Arunachal Pradesh And Other States
Tiger conservation in Arunachal Pradesh has had its fair share of ups and downs. In 2006, the tiger population in the state was 14, and four years later, the state did not record a single tiger in its territory. In 2014, only 28 tigers were sighted. The number later rose to 29 in 2018. State forest officials have attributed the turnaround to improved protection of tiger habitats and the use of scientific mapping technology. Other states with a tiger population above ten are Odisha and Chhattisgarh, with 28 and 19 respectively. Jharkhand and Goa had five and three tigers, respectively.

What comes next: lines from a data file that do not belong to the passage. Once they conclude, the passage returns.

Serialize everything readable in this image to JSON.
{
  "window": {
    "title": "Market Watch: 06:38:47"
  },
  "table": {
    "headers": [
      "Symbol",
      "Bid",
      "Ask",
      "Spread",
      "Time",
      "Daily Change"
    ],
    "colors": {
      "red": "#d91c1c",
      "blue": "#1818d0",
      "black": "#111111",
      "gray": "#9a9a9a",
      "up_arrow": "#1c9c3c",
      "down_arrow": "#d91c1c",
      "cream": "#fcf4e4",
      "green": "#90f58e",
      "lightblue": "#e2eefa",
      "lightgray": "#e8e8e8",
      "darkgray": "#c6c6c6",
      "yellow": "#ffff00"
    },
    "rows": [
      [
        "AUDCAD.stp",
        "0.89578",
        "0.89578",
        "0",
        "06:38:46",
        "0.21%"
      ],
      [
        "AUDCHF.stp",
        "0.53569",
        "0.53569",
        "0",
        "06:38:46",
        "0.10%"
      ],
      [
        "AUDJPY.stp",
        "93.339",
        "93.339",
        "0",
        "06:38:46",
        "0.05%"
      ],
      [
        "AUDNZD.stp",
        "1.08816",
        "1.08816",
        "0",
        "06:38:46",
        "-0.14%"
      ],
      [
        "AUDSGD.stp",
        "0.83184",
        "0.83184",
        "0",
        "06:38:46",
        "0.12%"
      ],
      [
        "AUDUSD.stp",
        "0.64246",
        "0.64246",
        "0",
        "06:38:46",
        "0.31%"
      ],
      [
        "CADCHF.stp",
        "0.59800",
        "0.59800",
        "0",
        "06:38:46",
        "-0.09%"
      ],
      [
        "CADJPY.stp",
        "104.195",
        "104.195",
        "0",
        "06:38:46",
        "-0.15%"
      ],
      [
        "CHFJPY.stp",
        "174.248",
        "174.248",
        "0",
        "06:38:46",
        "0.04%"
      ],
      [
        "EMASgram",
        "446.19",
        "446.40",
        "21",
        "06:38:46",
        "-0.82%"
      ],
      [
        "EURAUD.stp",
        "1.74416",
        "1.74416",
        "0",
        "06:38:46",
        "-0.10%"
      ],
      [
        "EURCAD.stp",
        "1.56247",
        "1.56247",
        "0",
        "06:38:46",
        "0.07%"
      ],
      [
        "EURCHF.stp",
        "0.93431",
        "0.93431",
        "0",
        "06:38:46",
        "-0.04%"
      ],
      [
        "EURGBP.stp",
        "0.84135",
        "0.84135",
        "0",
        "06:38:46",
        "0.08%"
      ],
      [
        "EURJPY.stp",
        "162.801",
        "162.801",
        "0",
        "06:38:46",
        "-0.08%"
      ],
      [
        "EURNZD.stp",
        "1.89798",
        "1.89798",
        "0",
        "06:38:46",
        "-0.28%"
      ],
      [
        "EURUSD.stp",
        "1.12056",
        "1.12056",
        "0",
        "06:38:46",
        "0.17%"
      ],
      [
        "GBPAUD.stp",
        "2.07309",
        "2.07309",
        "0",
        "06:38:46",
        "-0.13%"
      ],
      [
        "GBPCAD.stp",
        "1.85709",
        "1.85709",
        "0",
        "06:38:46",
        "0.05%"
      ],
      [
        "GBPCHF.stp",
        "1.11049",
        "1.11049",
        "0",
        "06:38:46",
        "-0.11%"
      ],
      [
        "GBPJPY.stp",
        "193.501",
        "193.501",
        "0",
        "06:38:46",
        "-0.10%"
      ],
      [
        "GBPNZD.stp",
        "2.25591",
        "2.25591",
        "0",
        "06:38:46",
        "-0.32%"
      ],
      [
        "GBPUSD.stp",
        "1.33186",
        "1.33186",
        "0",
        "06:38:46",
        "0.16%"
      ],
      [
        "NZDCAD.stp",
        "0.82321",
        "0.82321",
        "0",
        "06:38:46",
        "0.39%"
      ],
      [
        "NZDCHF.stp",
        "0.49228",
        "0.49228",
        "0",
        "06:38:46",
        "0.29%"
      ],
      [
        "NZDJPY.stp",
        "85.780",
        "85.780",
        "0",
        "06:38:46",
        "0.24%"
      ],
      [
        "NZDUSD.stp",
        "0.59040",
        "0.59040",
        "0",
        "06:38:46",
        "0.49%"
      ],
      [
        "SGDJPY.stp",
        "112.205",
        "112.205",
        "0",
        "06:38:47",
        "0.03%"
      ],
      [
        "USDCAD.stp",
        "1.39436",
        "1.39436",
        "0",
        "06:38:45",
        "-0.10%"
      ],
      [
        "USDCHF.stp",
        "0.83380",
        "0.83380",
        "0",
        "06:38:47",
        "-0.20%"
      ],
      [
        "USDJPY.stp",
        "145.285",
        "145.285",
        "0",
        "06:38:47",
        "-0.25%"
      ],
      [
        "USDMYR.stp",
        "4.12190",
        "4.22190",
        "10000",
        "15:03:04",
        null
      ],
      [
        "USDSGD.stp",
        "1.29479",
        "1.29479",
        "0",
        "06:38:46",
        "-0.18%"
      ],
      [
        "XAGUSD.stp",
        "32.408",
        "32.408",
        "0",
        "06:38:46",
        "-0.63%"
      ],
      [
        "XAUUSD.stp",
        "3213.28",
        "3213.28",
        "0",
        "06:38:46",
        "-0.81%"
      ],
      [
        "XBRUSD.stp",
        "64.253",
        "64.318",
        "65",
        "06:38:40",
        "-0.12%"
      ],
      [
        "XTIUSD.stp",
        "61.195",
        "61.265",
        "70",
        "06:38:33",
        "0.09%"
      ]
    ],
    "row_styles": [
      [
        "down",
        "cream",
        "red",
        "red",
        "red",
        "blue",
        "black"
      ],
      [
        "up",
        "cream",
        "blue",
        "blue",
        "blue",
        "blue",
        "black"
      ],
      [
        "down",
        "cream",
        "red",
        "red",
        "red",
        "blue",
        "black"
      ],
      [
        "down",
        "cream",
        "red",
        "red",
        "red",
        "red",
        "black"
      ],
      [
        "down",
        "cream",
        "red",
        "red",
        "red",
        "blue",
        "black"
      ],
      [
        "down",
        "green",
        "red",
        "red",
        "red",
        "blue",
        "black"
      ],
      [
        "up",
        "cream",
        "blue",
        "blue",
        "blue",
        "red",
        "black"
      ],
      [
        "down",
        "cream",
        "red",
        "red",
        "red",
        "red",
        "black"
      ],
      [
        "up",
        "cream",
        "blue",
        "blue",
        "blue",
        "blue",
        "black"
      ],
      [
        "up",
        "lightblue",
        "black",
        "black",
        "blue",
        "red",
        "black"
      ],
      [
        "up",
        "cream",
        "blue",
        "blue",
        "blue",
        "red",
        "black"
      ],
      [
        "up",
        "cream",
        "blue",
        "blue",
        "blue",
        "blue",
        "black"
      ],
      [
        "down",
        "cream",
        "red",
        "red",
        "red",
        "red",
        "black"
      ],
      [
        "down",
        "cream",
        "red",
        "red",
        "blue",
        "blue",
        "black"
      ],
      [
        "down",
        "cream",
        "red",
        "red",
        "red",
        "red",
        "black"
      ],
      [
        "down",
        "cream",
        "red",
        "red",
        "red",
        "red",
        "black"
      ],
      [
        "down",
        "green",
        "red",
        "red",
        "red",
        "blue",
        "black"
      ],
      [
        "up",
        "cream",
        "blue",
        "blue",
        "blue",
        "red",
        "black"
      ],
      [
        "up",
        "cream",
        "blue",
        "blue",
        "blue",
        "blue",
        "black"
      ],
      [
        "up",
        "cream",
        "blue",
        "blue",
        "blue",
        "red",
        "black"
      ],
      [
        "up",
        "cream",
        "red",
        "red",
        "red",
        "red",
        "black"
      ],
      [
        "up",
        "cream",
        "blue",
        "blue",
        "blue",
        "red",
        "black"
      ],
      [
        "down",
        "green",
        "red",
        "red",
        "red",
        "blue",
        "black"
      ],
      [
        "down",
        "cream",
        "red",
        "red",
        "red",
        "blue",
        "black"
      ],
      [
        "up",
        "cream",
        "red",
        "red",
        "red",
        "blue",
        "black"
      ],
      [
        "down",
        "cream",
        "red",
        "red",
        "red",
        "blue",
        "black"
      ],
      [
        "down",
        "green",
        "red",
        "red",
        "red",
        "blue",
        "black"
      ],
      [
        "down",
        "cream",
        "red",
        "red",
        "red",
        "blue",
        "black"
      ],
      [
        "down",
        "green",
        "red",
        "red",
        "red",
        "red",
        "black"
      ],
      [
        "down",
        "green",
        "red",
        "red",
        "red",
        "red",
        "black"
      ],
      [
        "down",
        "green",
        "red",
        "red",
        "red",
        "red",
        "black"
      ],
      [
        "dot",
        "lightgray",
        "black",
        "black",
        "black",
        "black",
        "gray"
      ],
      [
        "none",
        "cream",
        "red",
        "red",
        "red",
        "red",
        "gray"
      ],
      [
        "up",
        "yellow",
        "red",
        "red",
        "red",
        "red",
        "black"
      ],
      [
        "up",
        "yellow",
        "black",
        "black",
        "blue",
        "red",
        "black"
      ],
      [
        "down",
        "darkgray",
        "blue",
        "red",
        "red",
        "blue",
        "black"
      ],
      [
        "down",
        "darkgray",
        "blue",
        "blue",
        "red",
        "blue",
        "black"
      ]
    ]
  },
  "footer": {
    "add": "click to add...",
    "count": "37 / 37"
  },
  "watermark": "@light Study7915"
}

India’s protected areas have been unable to expand at the same rate as the tiger population. Some big cats have, therefore, been forced to turn to areas with human settlements for survival. As a result, tigers have been blamed for the death of livestock and people in areas bordering reserves. In some places, traditional tolerance is beginning to wear thin, leading to riots and tiger killings. While the majority of tigers are not man-eaters, a growing number of people are beginning to look negatively on tiger conservation. To protect the rest of the tiger population for retaliatory attacks, experts suggest putting down man-eating tigers before they kill again to keep the peace. Some animal rights groups are, however, opposed to the move. Trapping of the man-eaters for translocation or confinement in fenced areas has been proposed as an alternative method to stop the menace.